Decoding of intended saccade direction in an oculomotor brain-computer interface.

机构信息

Center for Computational Neuroscience and Neural Technology, Boston University, 677 Beacon Street, Boston, MA 02215, United States of America. Graduate Program in Cognitive and Neural Systems, Boston University, 677 Beacon Street, Boston, MA 02215, United States of America.

出版信息

J Neural Eng. 2017 Aug;14(4):046007. doi: 10.1088/1741-2552/aa5a3e.

Abstract

OBJECTIVE

To date, invasive brain-computer interface (BCI) research has largely focused on replacing lost limb functions using signals from the hand/arm areas of motor cortex. However, the oculomotor system may be better suited to BCI applications involving rapid serial selection from spatial targets, such as choosing from a set of possible words displayed on a computer screen in an augmentative and alternative communication (AAC) application. Here we aimed to demonstrate the feasibility of a BCI utilizing the oculomotor system.

APPROACH

We developed a chronic intracortical BCI in monkeys to decode intended saccadic eye movement direction using activity from multiple frontal cortical areas.

MAIN RESULTS

Intended saccade direction could be decoded in real time with high accuracy, particularly at contralateral locations.
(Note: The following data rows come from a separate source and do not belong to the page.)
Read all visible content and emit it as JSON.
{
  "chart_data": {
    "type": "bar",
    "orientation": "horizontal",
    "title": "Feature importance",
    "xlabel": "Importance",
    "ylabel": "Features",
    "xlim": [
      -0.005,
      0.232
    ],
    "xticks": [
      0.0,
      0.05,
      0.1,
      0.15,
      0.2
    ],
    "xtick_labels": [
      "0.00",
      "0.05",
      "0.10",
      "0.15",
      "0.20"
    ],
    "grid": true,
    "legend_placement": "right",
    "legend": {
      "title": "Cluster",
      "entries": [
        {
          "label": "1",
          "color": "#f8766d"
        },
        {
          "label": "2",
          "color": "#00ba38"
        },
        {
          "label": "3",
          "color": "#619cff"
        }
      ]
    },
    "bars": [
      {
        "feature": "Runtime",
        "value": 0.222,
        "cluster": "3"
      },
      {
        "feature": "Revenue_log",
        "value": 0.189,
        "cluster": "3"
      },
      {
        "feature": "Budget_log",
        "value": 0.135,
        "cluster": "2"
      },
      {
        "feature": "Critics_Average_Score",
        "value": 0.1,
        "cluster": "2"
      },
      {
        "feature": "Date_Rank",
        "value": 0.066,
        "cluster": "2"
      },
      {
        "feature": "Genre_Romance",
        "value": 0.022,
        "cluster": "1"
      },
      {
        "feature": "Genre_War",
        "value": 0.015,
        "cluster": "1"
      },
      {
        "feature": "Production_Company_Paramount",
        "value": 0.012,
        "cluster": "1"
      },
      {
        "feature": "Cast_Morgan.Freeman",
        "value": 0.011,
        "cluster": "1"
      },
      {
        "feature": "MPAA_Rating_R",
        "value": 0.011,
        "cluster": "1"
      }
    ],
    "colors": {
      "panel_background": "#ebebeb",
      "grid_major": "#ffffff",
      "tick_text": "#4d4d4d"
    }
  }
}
Accurate decoding was evident even at the beginning of the BCI session; no extensive BCI experience was necessary. High-frequency (80-500 Hz) local field potential magnitude provided the best performance, even over spiking activity, thus simplifying future BCI applications. Most of the information came from the frontal and supplementary eye fields, with relatively little contribution from dorsolateral prefrontal cortex.

SIGNIFICANCE

Our results support the feasibility of high-accuracy intracortical oculomotor BCIs that require little or no practice to operate and may be ideally suited for 'point and click' computer operation as used in most current AAC systems.

摘要

目的

迄今为止,侵入性脑机接口(BCI)研究主要集中在手/臂运动皮层区域的信号上,以替代丧失的肢体功能。然而,眼动系统可能更适合涉及快速串行选择空间目标的 BCI 应用,例如在增强和替代交流(AAC)应用中从计算机屏幕上显示的一组可能的单词中进行选择。在这里,我们旨在展示利用眼动系统的 BCI 的可行性。

方法

我们在猴子中开发了一种慢性皮层内 BCI,以使用来自多个额皮质区域的活动来解码预期的扫视眼动方向。

主要结果

可以实时以高精度解码预期的扫视方向,尤其是在对侧位置。即使在 BCI 会话开始时,也可以进行准确的解码;不需要广泛的 BCI 经验。高频(80-500 Hz)局部场电位幅度提供了最佳性能,甚至超过了尖峰活动,从而简化了未来的 BCI 应用。大部分信息来自额眼和补充眼区,而来自背外侧前额叶皮质的贡献相对较小。

意义

我们的结果支持高精度皮层内眼动 BCI 的可行性,这些 BCI 几乎不需要或不需要实践即可操作,并且可能非常适合当前大多数 AAC 系统中使用的“点击”计算机操作。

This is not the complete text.